The funeral on Wednesday was largely attended, and numerous floral tributes were evidence of the esteem in which he was held. The coffin, covered with the Union Jack, was borne by his comrades in active service, Dr. H. O. Lethbridge, G. Norman Dixon, W. R. Talbot, and Wm. Smith. The burial service was delivered by the Rev. W. Carlyle Moulton, and the Last Post sounded by Bugler Regan. There was evidence of deep feeling amongst the crowd who paid their last tribute of respect to one who was honoured and loved by all as Dr. Lethbridge, in feeling words, expressed his admiration of the departed. ‘ He came of a family who were respected and esteemed by all. He enlisted in August, 1914, before the need for men was fully realised. He was one of the original Anzacs, was at the land Ing on Gallipoli, and saw the campaign there right through to the evacuation. The man who stuck that through cheerfully, as their comrade did, was a hero. After the evacuation he served in France and Belgium right through the war until the Anzacs were recalled, and was a good soldier, proof of which was given by his being the recipient of the Military Medal and Croix de Guerre. These honors were not easily won by the rank and file. After his return he contracted the complaint that resulted in his death after a lingering ill ness. He knew well what lay before him, but never lost his cheerfulness and never regretted the step he had taken in enlisting. He was of the stuff of which heroes were made, and the speaker was sure that his family, who had experienced heavy troubles lately, were proud of their son and brother, and would never regret that he had given his services, and his life, for the Empire.”
Source: NLA – Narandera Argus and Riverina Advertiser on Friday 8 January 1926
LEST WE FORGET 1914-1919
The Narrandera War Memorial commemorates those from the district who served in World War One. The Memorial is a circular granite monument which is located close to the Hankisson Fountain.
“Major-General Sir Charles Rosenthal visited Narrandera on Wednesday and unveiled the monument erected by the citizens in honour of those who served in the great war. The monument is of Marulan granite, circular in shape, capped with a brass urn. The names of the 324 volunteers including two nurses and 105 names of soldiers who fell, are inscribed on the memorial.” – The Sydney Morning Herald (NSW), 23 November 1923.

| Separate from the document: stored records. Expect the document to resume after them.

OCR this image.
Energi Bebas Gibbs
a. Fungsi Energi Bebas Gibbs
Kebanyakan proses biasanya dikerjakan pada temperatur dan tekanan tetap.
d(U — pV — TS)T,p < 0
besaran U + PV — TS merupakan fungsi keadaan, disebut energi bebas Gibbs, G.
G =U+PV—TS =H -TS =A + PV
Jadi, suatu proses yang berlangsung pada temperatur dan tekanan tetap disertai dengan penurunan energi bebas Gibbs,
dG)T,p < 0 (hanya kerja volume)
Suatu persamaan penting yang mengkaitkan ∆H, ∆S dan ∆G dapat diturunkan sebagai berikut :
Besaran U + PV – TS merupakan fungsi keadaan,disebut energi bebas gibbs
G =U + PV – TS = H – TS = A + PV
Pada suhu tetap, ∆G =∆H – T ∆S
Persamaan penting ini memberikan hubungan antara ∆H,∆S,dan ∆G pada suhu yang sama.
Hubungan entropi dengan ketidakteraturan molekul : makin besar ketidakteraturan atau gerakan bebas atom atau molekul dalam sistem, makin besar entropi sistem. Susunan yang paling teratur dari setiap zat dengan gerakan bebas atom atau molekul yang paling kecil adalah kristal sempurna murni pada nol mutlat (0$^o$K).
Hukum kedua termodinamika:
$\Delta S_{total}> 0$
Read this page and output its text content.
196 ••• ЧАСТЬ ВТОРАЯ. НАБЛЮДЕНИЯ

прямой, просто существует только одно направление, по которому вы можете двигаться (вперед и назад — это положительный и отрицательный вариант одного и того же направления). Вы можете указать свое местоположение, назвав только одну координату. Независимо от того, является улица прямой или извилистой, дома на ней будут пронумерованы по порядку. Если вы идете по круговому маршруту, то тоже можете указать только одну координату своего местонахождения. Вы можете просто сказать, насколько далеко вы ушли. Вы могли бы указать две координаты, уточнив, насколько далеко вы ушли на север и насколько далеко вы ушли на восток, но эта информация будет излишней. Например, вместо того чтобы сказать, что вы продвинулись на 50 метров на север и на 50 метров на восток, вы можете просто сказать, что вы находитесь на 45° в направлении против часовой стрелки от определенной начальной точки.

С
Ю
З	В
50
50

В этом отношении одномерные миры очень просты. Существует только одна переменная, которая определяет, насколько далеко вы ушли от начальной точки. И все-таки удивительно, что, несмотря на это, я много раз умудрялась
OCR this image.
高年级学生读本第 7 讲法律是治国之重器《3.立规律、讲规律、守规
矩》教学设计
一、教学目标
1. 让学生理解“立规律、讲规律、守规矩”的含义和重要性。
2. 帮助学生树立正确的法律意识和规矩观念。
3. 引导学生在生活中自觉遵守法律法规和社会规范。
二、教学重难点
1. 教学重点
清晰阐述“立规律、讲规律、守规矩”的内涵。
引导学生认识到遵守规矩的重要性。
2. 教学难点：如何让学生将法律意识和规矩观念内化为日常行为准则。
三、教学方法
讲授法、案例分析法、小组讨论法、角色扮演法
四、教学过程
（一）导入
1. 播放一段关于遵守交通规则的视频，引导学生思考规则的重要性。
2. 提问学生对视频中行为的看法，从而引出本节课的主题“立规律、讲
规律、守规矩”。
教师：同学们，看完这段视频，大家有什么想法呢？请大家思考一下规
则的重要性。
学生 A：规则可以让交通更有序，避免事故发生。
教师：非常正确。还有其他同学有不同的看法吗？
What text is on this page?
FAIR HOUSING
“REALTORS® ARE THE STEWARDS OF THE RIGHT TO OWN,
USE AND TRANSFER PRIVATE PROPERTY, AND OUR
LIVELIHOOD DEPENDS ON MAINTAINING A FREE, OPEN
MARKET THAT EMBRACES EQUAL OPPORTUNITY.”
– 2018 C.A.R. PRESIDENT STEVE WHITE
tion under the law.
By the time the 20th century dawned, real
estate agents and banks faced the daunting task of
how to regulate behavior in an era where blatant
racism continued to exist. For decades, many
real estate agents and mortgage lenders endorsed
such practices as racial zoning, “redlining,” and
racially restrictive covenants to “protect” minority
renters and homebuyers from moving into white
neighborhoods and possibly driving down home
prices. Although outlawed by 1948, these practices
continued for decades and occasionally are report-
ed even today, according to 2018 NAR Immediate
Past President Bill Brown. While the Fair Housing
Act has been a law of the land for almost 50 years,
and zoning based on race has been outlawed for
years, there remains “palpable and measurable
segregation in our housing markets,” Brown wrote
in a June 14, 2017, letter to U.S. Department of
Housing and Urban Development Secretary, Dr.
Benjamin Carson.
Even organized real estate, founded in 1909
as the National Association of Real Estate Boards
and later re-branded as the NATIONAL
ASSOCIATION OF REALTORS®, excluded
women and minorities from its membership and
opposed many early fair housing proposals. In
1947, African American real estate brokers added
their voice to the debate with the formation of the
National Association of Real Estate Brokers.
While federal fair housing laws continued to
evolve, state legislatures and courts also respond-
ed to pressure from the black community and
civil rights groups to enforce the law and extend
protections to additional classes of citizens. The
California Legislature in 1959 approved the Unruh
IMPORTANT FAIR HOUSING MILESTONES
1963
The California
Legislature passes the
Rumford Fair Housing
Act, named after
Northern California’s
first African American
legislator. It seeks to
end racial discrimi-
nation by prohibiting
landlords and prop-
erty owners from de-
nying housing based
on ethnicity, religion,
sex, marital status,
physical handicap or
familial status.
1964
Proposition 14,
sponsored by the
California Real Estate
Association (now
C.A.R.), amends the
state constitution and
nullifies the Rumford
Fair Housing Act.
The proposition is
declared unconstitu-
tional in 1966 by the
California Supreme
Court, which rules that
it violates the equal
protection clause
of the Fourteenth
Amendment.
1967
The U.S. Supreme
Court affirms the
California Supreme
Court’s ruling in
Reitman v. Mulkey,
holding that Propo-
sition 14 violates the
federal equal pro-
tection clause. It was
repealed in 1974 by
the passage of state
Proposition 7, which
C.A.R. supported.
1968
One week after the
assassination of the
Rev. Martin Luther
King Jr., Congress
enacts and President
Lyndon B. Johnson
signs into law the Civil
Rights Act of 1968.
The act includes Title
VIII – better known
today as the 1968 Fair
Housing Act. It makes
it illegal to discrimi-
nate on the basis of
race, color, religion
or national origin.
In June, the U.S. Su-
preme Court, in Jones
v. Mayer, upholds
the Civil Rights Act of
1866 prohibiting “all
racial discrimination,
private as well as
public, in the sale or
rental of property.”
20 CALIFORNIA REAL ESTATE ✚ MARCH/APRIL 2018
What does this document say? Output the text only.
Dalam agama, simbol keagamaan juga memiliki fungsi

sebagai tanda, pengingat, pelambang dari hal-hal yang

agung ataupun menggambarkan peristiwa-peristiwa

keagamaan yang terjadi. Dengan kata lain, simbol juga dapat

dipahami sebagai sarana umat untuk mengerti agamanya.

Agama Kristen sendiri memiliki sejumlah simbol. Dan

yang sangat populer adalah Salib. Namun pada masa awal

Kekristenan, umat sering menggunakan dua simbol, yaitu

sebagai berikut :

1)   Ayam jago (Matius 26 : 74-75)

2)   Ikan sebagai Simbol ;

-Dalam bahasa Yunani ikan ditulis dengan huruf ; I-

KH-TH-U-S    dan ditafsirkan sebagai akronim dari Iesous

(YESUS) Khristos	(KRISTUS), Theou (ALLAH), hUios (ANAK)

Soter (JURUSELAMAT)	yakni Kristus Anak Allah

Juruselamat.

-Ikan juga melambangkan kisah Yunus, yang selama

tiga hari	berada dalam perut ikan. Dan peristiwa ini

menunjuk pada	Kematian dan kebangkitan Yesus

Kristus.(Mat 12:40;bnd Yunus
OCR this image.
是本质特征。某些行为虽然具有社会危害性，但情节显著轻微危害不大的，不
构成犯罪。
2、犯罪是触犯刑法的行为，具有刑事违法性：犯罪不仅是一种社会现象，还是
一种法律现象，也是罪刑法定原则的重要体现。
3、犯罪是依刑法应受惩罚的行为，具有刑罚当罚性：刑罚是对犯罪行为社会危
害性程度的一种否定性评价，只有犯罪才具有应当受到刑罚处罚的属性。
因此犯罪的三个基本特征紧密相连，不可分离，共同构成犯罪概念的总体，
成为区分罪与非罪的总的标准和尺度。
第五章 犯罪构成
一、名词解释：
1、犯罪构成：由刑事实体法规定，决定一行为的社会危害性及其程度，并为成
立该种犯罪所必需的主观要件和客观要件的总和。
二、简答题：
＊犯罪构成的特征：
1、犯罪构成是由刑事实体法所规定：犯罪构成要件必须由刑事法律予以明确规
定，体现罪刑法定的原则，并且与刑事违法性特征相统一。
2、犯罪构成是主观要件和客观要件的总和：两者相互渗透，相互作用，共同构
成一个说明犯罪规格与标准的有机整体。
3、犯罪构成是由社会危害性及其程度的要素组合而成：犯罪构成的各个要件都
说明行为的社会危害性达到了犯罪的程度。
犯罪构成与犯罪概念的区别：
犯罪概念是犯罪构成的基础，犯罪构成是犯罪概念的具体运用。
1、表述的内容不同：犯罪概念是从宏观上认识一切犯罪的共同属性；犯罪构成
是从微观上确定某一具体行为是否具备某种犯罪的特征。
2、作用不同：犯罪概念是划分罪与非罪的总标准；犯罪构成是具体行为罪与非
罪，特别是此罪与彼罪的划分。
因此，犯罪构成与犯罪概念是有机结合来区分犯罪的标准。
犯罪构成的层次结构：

Percy “Talbot” Griggs will be remembered for ever more.
Story – Copyright©Vance Kelly2015
Sources: – AWM, NAA, NLA
Roy Denning in his book “Anzac Digger” mentions Talbot referring to him as “Grigger”
Marcus Clarke also wrote letters home, later published and references to Talbot and George Casburn and others from the region.
Pictures of his family on Ancestry.com
His sister Agnes married John Neville on 31st March 1919. Agnes applied for his Gallipoli medal in 1967 , she noted that she had his war medals , including Talbot’s MM and the Croix de Guerre.